The rapid spread of the coronavirus’s Omicron variant could provide Democrats another reason to retool their bill and inject a fresh sense of urgency into their efforts to pass it. (Here they would once again be following the crisis advice of the former White House chief of staff whom the Senate just confirmed as Biden’s ambassador to Japan.) Some House Democrats have already begun calling for another round of pandemic assistance. The expanded child tax credit, which expires at the end of the month, was originally part of a COVID-19 relief package. Manchin has urged the White House to fight inflation and help reduce the cost of everyday items like food and gas. That’s the same price-slashing goal of the Democrats’ prescription-drug proposal, one of the pieces of the Build Back Better Act that Manchin had already gotten behind.
The part of the $1.75 trillion bill most at risk now is clearly its $550 billion in spending on climate change, which Manchin has never fully embraced. The climate piece is a nonnegotiable priority of progressives, but it would be a harder sell for Manchin—never an environmentalist to begin with—in a bill aimed squarely at immediate pocketbook issues.

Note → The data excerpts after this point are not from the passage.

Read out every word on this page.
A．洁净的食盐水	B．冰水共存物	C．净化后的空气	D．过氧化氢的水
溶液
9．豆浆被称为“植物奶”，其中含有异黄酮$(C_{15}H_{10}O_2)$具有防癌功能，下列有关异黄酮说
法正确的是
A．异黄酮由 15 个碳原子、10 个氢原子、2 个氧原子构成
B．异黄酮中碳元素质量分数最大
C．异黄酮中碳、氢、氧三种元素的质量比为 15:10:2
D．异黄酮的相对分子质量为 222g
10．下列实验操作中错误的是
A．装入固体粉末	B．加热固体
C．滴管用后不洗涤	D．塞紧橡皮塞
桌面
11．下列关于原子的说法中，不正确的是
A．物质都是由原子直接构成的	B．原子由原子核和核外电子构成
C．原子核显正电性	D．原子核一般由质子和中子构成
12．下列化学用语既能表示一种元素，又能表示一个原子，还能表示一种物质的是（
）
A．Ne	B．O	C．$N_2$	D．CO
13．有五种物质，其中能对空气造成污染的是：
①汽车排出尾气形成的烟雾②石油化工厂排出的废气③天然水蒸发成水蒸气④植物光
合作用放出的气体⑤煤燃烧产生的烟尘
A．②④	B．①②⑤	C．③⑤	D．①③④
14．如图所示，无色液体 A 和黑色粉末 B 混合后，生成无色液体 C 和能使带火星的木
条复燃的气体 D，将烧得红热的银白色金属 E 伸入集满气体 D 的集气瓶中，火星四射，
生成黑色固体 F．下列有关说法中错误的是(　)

If the White House plans to pivot away from Build Back Better and try again with something new, it offered no hint of that strategy on Sunday. Jen Psaki, the press secretary, released a lengthy, biting statement rebutting Manchin’s arguments and accusing the senator of a wholesale reversal in position. She made little attempt at a positive spin, and she didn’t detail Biden’s next steps. “Just as Senator Manchin reversed his position on Build Back Better this morning,” Psaki said, “we will continue to press him to see if he will reverse his position yet again, to honor his prior commitments and be true to his word.”
Since shortly after he took office, Biden’s ambitions for a transformative domestic policy have seemed to exceed the size of his party’s tiny majorities on Capitol Hill. What has held the party together—and kept those dreams alive—is a shared urgency, at times bordering on desperation, to deliver on those promises. Until recently, nearly every Democrat has operated under the belief that for the party to have any chance at remaining in power, it needed to back Biden’s agenda. “We’re going to make Joe Biden successful,” Manchin said back in February, in a comment that presaged his vote for the president’s $1.9 trillion American Rescue Plan. Manchin remains a Democrat, but today he broke decisively away from that shared principle. Unless Biden can revive that sentiment within West Virginia’s senior senator, his prized piece of legislation will truly be dead.